# Them Birds Act Funny!



## Leo Porcello (Jul 10, 2003)

Just wondering about when you shoot at the snows. I got a few of Jim Jones videos and most of the time when they shoot at the snows a lot of them act initially like they are shot. They like dive bomb and move in every direction like they hit an air pocket or something. It looks like they almost fool you and then fly away. Is this typical of snows?


----------



## gandergrinder (Mar 10, 2002)

Not in the Spring that is for sure. The juvies in the fall can do some stupid things but they wise up pretty fast.


----------



## nodakoutdoors.com (Feb 27, 2002)

PorkChop said:


> ...when they shoot at the snows a lot of them act initially like they are shot. They like dive bomb and move in every direction like they hit an air pocket or something.


In the early days of steel shot, I remembered having a lot of problems with hitting birds, only to have them fly away as they drop...or hit the ground and fly away.

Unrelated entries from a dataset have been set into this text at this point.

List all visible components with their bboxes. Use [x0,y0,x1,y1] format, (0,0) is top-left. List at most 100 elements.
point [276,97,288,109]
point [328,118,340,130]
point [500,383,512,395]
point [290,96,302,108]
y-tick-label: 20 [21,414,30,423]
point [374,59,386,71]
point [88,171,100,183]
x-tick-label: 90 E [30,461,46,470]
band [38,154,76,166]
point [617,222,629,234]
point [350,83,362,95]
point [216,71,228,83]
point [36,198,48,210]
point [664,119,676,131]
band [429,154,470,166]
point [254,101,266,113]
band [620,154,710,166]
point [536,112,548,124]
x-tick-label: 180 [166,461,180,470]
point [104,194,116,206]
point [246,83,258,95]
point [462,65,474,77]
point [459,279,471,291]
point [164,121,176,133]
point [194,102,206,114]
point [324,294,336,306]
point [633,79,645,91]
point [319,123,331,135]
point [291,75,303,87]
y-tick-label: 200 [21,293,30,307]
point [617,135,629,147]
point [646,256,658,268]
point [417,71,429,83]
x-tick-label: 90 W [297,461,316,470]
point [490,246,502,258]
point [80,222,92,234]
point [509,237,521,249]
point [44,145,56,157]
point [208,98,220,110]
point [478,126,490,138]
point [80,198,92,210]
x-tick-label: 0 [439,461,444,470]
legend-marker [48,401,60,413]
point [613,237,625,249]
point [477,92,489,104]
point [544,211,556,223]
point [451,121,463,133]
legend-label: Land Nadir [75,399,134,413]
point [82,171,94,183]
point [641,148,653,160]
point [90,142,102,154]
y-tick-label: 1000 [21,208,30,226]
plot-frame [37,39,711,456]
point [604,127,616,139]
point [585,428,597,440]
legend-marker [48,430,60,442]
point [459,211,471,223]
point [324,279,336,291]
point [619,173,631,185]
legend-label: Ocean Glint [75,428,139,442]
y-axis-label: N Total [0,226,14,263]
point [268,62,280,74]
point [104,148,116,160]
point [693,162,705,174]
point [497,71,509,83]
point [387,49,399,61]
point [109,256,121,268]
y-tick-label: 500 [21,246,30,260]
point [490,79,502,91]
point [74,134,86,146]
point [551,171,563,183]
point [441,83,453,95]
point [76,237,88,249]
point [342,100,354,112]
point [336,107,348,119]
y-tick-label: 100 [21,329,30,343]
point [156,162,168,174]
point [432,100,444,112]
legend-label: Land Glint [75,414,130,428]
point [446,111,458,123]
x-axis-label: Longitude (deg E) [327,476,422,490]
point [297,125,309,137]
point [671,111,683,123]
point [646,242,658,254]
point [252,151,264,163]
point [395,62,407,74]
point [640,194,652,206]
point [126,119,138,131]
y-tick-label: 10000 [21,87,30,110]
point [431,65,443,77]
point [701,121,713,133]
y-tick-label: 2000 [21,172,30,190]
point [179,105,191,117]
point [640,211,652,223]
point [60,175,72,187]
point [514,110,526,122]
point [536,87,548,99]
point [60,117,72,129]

It was frustrating...


----------



## Rem700 (Jul 31, 2003)

I have not seen this film but it kinda sounds like you are describing when the birds cut to drop altitude. Quite often they do this as they are coming in to decoys, their bodies are going everywhich way, it does look kinda funny.


----------



## Leo Porcello (Jul 10, 2003)

Yep I know when the birds cut to drop when they are coming in but I have never seen them do it after being shot at. Some of the ranges look far so they may be crippled but it is hard to say the distance with a camera. You never know if it was on a tripod or where the shooters were.


----------